We, in the Mariana Islands, unfortunately are addicted to corruption. Thankfully in the CNMI the people have chosen to end the party. The hard road of recovery starts now. There will be sacrifice. There must be discipline. We must be committed with the new governor to repair what is broken and build better lives for all the people, and not just the select few.

It is our prayer that as we journey on this road of recovery, when the lure of greed and power tempts any one of us, we have the strength, the courage, and the integrity not to feed the addiction.


  • Mabel Doge Luhan

      01/07/2023 at 7:35 PM

    No deficit because local governments can’t run deficits.

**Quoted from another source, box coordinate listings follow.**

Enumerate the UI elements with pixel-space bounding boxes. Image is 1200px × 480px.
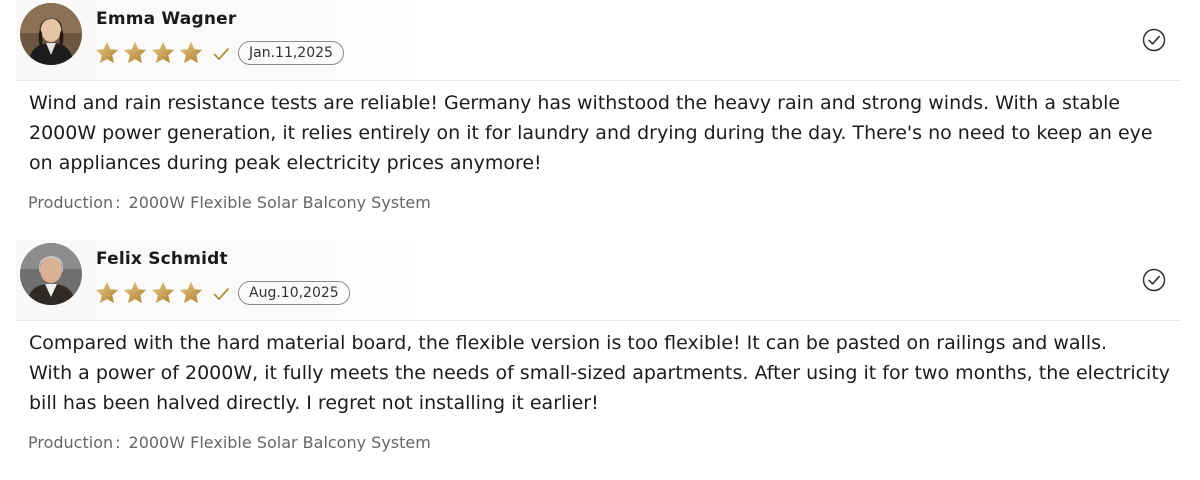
date-badge: Aug.10,2025 (238, 281, 350, 305)
verified-check-icon (212, 45, 230, 63)
product-line: Production:2000W Flexible Solar Balcony … (28, 433, 431, 452)
product-name: 2000W Flexible Solar Balcony System (128, 433, 431, 452)
star-icon (150, 40, 176, 66)
avatar (20, 3, 82, 65)
star-icon (178, 40, 204, 66)
product-separator: : (115, 433, 121, 452)
circle-check-icon[interactable] (1142, 268, 1166, 292)
star-icon (150, 280, 176, 306)
star-icon (122, 280, 148, 306)
review-card: Emma Wagner Jan.11,2025 Wind and rain re… (0, 0, 1200, 240)
circle-check-icon[interactable] (1142, 28, 1166, 52)
product-line: Production:2000W Flexible Solar Balcony … (28, 193, 431, 212)
review-text: Wind and rain resistance tests are relia… (29, 92, 1153, 174)
product-label: Production (28, 193, 114, 212)
star-rating (94, 280, 230, 306)
date-badge: Jan.11,2025 (238, 41, 344, 65)
product-label: Production (28, 433, 114, 452)
star-rating (94, 40, 230, 66)
star-icon (122, 40, 148, 66)
product-separator: : (115, 193, 121, 212)
verified-check-icon (212, 285, 230, 303)
avatar (20, 243, 82, 305)
star-icon (178, 280, 204, 306)
reviewer-name: Emma Wagner (96, 9, 237, 29)
review-text: Compared with the hard material board, t… (29, 332, 1171, 414)
review-header: Felix Schmidt Aug.10,2025 (16, 240, 1180, 321)
review-header: Emma Wagner Jan.11,2025 (16, 0, 1180, 81)
star-icon (94, 280, 120, 306)
product-name: 2000W Flexible Solar Balcony System (128, 193, 431, 212)
reviewer-name: Felix Schmidt (96, 249, 228, 269)
review-card: Felix Schmidt Aug.10,2025 Compared with … (0, 240, 1200, 480)
star-icon (94, 40, 120, 66)
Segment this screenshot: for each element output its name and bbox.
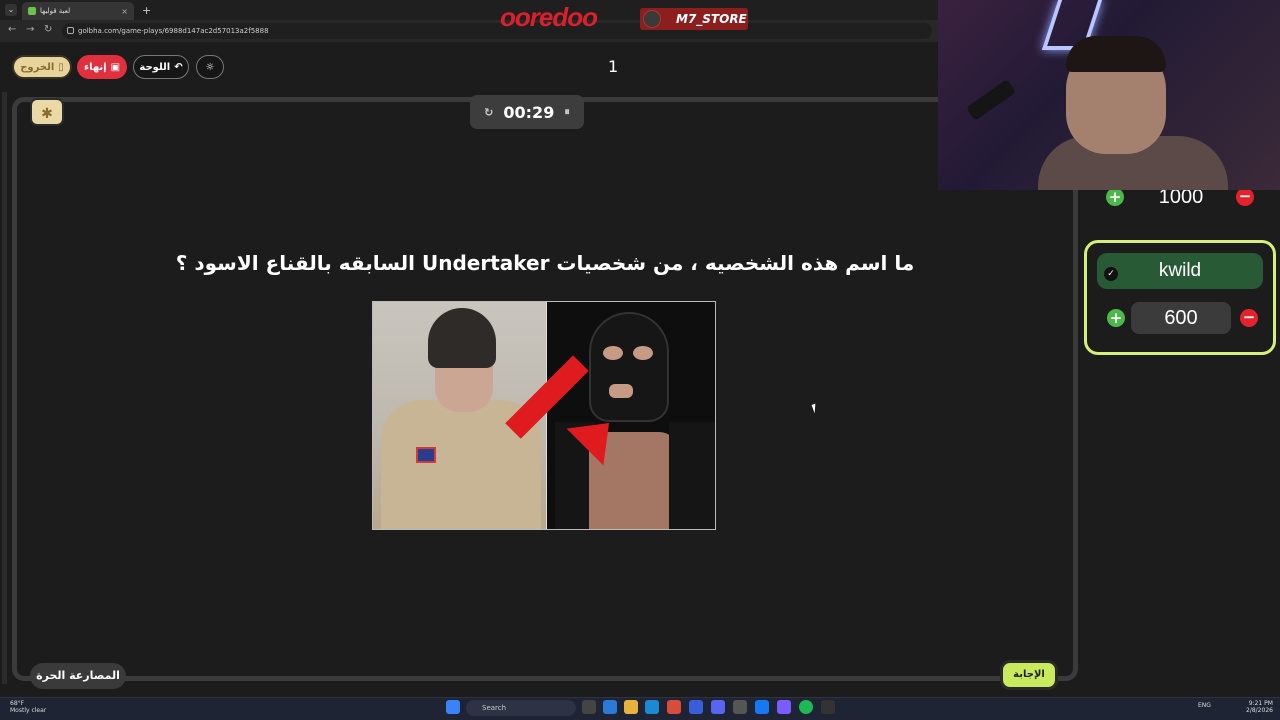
question-text: ما اسم هذه الشخصيه ، من شخصيات Undertake… — [175, 251, 915, 275]
photo-right — [547, 302, 715, 529]
answer-button[interactable]: الإجابة — [1000, 660, 1058, 690]
weather-temp: 68°F — [10, 700, 25, 707]
chrome-icon[interactable] — [667, 700, 681, 714]
discord-icon[interactable] — [711, 700, 725, 714]
file-explorer-icon[interactable] — [624, 700, 638, 714]
team-card-active: kwild ✓ + 600 − — [1084, 240, 1276, 355]
undo-arrow-icon: ↶ — [174, 61, 183, 73]
bug-icon[interactable]: ✱ — [30, 98, 64, 126]
category-badge: المصارعة الحرة — [30, 663, 126, 689]
end-game-button[interactable]: إنهاء ▣ — [77, 55, 127, 79]
question-number: 1 — [608, 57, 619, 76]
clock[interactable]: 9:21 PM 2/8/2026 — [1246, 700, 1273, 714]
plus-icon[interactable]: + — [1107, 309, 1125, 327]
minus-icon[interactable]: − — [1240, 309, 1258, 327]
store-name: M7_STORE — [676, 12, 747, 26]
reload-icon[interactable]: ↻ — [44, 24, 52, 35]
forward-icon[interactable]: → — [26, 24, 34, 35]
new-tab-icon[interactable]: + — [142, 4, 151, 17]
url-field[interactable]: golbha.com/game-plays/6988d147ac2d57013a… — [62, 23, 932, 39]
board-button[interactable]: اللوحة ↶ — [133, 55, 189, 79]
app-icon[interactable] — [777, 700, 791, 714]
copilot-icon[interactable] — [603, 700, 617, 714]
start-icon[interactable] — [446, 700, 460, 714]
facebook-icon[interactable] — [755, 700, 769, 714]
exit-button[interactable]: الخروج ▯ — [12, 55, 72, 79]
board-label: اللوحة — [139, 61, 171, 73]
spotify-icon[interactable] — [799, 700, 813, 714]
exit-door-icon: ▯ — [58, 61, 64, 73]
theme-toggle-button[interactable]: ☼ — [196, 55, 224, 79]
webcam-overlay — [938, 0, 1280, 190]
scrollbar[interactable] — [2, 92, 7, 684]
timer: ↻ 00:29 ⏸ — [470, 95, 584, 129]
back-icon[interactable]: ← — [8, 24, 16, 35]
edge-icon[interactable] — [645, 700, 659, 714]
restart-icon[interactable]: ↻ — [484, 106, 493, 119]
team-name: kwild — [1097, 253, 1263, 289]
plus-icon[interactable]: + — [1106, 188, 1124, 206]
lock-icon — [67, 27, 74, 34]
exit-label: الخروج — [20, 61, 55, 73]
task-view-icon[interactable] — [582, 700, 596, 714]
end-label: إنهاء — [83, 61, 107, 73]
store-icon[interactable] — [689, 700, 703, 714]
weather-widget[interactable]: 68°F Mostly clear — [10, 700, 46, 714]
timer-value: 00:29 — [503, 102, 555, 122]
url-text: golbha.com/game-plays/6988d147ac2d57013a… — [78, 27, 269, 35]
clock-date: 2/8/2026 — [1246, 707, 1273, 714]
weather-desc: Mostly clear — [10, 707, 47, 714]
app-icon[interactable] — [733, 700, 747, 714]
browser-tab[interactable]: لعبة قولبها × — [22, 2, 134, 20]
store-banner: M7_STORE — [640, 8, 748, 30]
team-card: + 1000 − — [1086, 181, 1276, 226]
tab-menu-icon[interactable]: ⌄ — [5, 4, 17, 16]
minus-icon[interactable]: − — [1236, 188, 1254, 206]
pause-icon[interactable]: ⏸ — [564, 105, 570, 119]
taskbar — [0, 697, 1280, 720]
store-logo-icon — [643, 10, 661, 28]
close-tab-icon[interactable]: × — [121, 7, 128, 16]
app-icon[interactable] — [821, 700, 835, 714]
taskbar-search[interactable]: Search — [466, 700, 576, 716]
brand-logo: ooredoo — [500, 2, 598, 32]
tab-title: لعبة قولبها — [40, 7, 71, 15]
question-image — [372, 301, 716, 530]
check-icon: ✓ — [1104, 267, 1118, 281]
check-clipboard-icon: ▣ — [110, 61, 121, 73]
clock-time: 9:21 PM — [1248, 700, 1273, 707]
site-favicon-icon — [28, 7, 36, 15]
sun-icon: ☼ — [205, 61, 215, 73]
team-score: 600 — [1131, 302, 1231, 334]
language-indicator[interactable]: ENG — [1198, 702, 1211, 709]
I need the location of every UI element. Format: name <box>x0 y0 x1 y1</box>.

Like the Arizonan autofellationist pointing out that there’s no crime against tourists when there are no tourists.

    And revenue-backed bonds, when there’s no revenue? Actual investors, unlike the “investors” of the CNMI government’s cargo cult myth, look for returns. Pues guaha rubric, for reals now.

    Do we know Arnold is much better, just because he hasn’t stolen from us… much… yet? Like the joke that ends “I never had five dollars before.”

    Thanks for being with us for the ride. Kandit, we love you. (ABSOLUTELY NO HOMO)

  • Oh our Mother “sweet virgin Mary” we ask you to please intercede now and show us your “Healing Light” with the guidance and blessing of your Son JESUS CHRIST that we preserver all the hard ache ahead of us of the Commomwealth of the Northern Mariana Islands by the 😈 doing of those who actually contributed and allow Ralph DeLeon Guerrero to slaughter the Commonwealth (Lao mongi si nanania si Ralph–,– Dalai hafa na ti ha chuga e lainia na ti nai la yi). Please Mother of God hear our prayer we ask.

  • DDBOY, I have no doubt that there will be a Divine intercession, but not specifically for the commonwealth. Torres and his band of greedy miscreants will have earned a place in Hell for their dastardly treatment of the citizens here. So I ask you, Ralph, does an eternity in hell work for you?
    I have confidence in the new administration, Senator Paul’s missive to the US Treasury, and the people of the CNMI’s ability to pull together to weather the storm.